Earlier Thursday, hundreds lined up to be among the first to board boats destined for Lady Liberty, including New Yorker Heather Leykam and her family.

"This, to us, Liberty Island, is really about a rebirth," said Leykam, whose mother's home was destroyed during the storm. "It is a sense of renewal for the city and the country. We wouldn't have missed it for the world."

Nationwide, Boston hosted its first large gathering since the marathon bombing that killed three and injured hundreds, and Philadelphia, Washington and New Orleans hosted large holiday concerts. A Civil War reenactment commemorating the 150th anniversary of the Battle of Gettysburg drew as many as 40,000 people to Pennsylvania. In Arizona, sober tributes were planned for 19 firefighters who died this week battling a blaze near Yarnell.

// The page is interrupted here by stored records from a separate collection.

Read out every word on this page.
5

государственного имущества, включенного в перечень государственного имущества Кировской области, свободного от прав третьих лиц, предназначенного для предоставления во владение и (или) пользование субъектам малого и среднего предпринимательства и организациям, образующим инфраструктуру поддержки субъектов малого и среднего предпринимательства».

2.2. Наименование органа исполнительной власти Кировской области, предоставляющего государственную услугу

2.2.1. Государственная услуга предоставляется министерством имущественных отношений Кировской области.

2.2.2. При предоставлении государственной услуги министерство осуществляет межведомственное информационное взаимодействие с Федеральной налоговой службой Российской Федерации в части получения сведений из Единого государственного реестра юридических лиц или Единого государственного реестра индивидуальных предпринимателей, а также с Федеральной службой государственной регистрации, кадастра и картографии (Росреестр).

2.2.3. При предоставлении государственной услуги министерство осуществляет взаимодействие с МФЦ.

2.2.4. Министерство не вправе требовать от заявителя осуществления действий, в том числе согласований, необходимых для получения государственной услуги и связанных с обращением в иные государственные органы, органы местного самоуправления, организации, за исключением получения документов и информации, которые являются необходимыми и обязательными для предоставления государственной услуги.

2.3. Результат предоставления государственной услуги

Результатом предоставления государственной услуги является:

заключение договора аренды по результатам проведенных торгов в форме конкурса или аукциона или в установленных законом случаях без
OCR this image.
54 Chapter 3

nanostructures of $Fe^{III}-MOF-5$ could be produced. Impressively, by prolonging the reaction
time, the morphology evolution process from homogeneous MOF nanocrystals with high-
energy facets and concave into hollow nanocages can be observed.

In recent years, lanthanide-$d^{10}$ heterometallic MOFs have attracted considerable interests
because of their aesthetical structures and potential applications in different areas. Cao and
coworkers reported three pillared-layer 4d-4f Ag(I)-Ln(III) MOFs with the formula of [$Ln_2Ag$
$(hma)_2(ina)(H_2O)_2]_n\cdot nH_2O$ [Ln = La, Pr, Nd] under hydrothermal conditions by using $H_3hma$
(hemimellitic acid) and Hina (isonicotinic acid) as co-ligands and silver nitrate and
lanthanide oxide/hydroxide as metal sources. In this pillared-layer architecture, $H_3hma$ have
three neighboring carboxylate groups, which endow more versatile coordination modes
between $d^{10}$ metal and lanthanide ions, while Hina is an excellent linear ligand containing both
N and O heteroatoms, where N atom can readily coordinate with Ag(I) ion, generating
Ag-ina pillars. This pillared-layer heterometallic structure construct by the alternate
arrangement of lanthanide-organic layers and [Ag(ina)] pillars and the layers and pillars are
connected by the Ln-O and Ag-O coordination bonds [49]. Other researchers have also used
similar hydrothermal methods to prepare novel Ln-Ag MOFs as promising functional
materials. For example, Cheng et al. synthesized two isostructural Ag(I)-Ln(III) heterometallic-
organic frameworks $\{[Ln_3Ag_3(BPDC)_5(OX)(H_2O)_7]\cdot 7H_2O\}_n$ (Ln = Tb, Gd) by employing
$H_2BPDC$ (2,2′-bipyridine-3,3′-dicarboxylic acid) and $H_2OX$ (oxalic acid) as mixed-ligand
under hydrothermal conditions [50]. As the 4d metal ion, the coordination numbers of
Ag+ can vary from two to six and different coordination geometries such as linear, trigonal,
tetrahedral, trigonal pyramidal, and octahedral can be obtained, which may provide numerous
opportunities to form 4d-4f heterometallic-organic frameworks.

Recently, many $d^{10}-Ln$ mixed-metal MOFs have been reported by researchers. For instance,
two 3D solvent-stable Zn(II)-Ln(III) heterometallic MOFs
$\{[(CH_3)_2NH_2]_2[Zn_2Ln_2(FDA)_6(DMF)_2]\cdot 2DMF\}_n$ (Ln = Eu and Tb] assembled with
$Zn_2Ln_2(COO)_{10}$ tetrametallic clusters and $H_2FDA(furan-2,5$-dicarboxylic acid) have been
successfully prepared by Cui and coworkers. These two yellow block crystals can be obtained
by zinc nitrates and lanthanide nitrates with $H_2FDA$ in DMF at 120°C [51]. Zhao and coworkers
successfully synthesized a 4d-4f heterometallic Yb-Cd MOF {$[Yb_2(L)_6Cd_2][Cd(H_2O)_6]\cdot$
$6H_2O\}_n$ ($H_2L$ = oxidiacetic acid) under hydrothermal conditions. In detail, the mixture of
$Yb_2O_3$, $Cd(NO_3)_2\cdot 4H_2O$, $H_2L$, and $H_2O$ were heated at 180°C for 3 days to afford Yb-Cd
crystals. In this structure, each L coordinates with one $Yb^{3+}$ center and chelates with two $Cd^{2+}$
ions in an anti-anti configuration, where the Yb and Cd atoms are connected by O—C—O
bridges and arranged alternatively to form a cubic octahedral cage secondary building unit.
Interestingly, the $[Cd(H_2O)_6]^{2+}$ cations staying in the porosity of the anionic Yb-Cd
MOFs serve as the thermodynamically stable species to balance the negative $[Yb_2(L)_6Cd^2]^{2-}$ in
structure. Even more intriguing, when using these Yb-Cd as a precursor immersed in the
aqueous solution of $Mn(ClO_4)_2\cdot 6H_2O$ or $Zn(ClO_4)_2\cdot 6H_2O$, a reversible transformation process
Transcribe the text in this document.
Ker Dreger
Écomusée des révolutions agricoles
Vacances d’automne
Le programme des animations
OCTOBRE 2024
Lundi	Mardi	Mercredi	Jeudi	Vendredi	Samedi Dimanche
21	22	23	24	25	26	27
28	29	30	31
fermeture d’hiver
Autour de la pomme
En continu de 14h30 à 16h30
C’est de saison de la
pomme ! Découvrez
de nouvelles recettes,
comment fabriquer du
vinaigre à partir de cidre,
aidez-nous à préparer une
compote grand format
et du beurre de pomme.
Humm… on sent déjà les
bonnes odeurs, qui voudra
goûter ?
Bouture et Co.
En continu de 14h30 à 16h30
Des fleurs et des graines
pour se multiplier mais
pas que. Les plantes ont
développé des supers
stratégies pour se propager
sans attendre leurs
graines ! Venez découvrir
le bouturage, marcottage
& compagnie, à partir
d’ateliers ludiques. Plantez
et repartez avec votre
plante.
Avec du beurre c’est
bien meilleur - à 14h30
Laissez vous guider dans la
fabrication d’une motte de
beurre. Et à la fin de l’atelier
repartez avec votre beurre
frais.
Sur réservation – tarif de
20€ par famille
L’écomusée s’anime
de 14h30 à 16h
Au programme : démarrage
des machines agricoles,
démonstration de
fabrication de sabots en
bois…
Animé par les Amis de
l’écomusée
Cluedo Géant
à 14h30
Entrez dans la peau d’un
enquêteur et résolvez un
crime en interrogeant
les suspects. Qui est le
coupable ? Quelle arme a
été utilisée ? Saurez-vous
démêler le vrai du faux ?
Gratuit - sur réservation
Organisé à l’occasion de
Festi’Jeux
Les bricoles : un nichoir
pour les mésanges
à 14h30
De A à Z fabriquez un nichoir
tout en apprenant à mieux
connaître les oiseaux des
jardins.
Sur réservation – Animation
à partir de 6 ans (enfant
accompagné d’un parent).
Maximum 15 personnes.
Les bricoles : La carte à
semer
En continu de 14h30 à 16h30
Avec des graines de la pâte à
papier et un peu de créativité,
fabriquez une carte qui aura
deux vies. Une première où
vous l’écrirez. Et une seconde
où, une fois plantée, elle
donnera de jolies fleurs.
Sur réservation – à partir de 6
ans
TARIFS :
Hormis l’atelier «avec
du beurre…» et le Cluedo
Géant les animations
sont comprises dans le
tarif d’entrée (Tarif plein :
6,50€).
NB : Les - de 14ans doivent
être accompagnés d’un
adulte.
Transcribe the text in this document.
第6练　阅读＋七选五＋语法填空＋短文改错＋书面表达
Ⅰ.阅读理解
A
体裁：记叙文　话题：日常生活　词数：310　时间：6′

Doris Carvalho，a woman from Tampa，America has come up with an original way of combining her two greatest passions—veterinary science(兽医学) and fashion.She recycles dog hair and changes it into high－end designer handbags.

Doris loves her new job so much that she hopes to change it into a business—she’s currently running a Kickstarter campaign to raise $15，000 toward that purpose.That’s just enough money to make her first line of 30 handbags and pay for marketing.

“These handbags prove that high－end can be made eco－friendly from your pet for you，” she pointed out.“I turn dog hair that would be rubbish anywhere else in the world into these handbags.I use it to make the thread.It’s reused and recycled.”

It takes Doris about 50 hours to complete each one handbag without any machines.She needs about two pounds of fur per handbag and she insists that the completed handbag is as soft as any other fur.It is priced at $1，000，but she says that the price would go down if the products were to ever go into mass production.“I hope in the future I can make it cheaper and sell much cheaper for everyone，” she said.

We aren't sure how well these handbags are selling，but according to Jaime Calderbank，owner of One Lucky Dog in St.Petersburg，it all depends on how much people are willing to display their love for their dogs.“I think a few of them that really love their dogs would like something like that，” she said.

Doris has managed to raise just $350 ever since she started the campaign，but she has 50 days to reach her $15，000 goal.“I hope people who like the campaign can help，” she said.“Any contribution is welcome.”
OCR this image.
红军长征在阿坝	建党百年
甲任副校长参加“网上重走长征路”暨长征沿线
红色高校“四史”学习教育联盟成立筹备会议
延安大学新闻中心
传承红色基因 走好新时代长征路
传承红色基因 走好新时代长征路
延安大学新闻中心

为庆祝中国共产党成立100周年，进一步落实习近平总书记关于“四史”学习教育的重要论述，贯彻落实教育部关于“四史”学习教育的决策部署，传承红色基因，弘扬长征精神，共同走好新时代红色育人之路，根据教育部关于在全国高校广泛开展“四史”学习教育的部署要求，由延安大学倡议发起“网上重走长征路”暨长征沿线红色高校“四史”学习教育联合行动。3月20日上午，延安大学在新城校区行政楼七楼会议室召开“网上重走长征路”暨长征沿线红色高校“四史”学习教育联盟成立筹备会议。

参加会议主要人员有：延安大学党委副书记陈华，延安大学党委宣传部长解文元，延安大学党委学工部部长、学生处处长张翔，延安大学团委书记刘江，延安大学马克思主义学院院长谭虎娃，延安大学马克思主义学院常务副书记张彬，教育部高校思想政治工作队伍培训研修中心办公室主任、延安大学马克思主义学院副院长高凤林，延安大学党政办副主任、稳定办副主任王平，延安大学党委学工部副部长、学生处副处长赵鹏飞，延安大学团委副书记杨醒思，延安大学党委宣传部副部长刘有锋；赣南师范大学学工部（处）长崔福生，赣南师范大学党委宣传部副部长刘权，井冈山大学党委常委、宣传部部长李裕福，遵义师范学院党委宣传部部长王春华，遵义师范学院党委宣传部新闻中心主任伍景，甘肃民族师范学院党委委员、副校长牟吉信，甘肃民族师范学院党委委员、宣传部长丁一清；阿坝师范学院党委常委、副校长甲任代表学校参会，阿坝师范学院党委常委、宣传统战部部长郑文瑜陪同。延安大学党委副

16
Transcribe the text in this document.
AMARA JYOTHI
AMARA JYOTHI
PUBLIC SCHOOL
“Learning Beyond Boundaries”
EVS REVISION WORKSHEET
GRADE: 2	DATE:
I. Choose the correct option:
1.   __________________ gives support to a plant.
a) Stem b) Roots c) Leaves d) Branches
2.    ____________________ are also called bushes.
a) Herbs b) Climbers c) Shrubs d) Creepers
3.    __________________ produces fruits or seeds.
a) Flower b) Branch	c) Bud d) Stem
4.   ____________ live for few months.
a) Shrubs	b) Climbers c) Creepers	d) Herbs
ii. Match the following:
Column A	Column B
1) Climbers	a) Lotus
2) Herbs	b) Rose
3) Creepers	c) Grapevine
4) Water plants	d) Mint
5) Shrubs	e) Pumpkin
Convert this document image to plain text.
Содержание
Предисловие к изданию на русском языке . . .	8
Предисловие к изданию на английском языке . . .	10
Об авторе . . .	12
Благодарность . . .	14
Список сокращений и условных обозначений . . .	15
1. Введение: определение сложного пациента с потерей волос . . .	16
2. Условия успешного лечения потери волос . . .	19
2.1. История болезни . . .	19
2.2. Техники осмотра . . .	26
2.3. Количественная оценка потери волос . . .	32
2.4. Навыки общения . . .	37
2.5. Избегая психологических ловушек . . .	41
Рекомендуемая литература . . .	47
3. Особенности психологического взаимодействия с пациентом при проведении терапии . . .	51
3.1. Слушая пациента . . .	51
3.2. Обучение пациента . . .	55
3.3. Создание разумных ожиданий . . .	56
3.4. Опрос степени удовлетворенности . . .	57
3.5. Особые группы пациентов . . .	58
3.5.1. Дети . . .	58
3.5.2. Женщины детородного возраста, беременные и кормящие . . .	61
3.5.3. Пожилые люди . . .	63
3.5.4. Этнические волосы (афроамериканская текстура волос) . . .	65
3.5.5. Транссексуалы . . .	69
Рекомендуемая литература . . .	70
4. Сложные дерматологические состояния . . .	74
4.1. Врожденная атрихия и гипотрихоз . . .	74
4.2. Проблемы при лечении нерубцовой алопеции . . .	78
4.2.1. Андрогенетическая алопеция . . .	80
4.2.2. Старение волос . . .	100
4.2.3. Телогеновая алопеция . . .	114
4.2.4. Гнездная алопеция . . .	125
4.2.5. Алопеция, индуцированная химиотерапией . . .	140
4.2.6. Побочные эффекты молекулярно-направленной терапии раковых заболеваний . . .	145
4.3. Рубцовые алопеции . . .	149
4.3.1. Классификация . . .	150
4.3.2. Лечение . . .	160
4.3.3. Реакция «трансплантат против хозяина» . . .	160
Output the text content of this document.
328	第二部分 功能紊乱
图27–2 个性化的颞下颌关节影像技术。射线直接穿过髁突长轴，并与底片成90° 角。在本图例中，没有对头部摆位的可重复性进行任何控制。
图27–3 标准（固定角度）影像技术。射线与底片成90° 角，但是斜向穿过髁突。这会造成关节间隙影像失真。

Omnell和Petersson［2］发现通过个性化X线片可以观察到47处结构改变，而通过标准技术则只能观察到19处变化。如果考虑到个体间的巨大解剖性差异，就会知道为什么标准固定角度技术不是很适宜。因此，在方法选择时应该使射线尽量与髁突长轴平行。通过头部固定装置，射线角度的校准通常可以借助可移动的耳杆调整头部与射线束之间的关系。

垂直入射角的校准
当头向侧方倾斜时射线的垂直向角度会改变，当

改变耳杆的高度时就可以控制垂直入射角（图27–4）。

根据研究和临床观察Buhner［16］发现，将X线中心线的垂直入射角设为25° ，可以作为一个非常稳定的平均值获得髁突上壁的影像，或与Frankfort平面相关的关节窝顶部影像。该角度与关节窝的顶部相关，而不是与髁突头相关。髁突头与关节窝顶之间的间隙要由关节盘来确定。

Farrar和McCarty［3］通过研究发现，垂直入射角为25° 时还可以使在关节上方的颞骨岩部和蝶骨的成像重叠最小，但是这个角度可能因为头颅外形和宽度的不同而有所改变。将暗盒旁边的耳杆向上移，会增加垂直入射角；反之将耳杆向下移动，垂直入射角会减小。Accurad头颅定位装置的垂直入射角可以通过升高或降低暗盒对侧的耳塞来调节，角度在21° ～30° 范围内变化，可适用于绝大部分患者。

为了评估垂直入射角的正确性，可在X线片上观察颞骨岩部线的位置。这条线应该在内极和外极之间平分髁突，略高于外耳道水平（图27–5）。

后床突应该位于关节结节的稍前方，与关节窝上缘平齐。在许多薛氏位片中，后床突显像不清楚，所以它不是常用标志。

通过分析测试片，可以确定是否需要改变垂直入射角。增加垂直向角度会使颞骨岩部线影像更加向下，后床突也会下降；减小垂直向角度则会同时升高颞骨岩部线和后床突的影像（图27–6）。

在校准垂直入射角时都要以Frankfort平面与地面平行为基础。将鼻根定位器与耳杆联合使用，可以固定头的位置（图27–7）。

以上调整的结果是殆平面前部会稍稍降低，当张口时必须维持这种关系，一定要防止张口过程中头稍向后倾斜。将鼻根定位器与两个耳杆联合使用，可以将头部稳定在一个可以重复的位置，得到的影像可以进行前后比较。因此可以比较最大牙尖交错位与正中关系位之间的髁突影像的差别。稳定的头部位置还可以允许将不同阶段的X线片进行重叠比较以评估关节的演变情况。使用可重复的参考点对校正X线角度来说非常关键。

Interior Secretary Sally Jewell, speaking at the reopening of the Statue of Liberty, choked up as she told the crowd she was wearing a purple ribbon in memory of the fallen firefighters.

"Nineteen firefighters lost their lives in the line of duty, and we as a nation stand together," she said through tears.

The island was decorated with star-spangled bunting, but portions remain blocked off with large construction equipment, and the main ferry dock was boarded up. Repairs to brick walkways and docks were ongoing. But much of the work has been completed since Sandy swamped the 12-acre island in New York Harbor, and visitors were impressed.

"It's stunning, it's beautiful," said Elizabeth Bertero, 46, of California's Sonoma County. "They did a great job rebuilding. You don't really notice that anything happened."

The statue itself was unharmed, but the land took a beating. Railings broke, docks and paving stones were torn up and buildings were flooded. The storm destroyed electrical systems, sewage pumps and boilers. Hundreds of National Park Service workers from as far away as California and Alaska spent weeks cleaning mud and debris.

"It is one of the most enduring icons of America, and we pulled it off -- it's open today," National Park Service Director Jonathan Jarvis said. "Welcome."

The statue was open for a single day last year -- Oct. 28, the day before Sandy struck. It had been closed the previous year for security upgrades. Neighboring Ellis Island remains closed and there has been no reopening date set.

Elsewhere in New York, throngs of revelers packed Brooklyn's Coney Island to see competitive eating champ Joey Chestnut scarf down 69 hot dogs to break a world record and win the title for a seventh year at the 98th annual Nathan's Famous Fourth of July International Hot Dog Eating Contest. Sonya Thomas defended her title with nearly 37 dogs.

In his weekly radio address from Washington, Obama urged Americans to work to secure liberty and opportunity for their own children and future generations. The first family was to host U.S. servicemen and women at the White House for a cookout.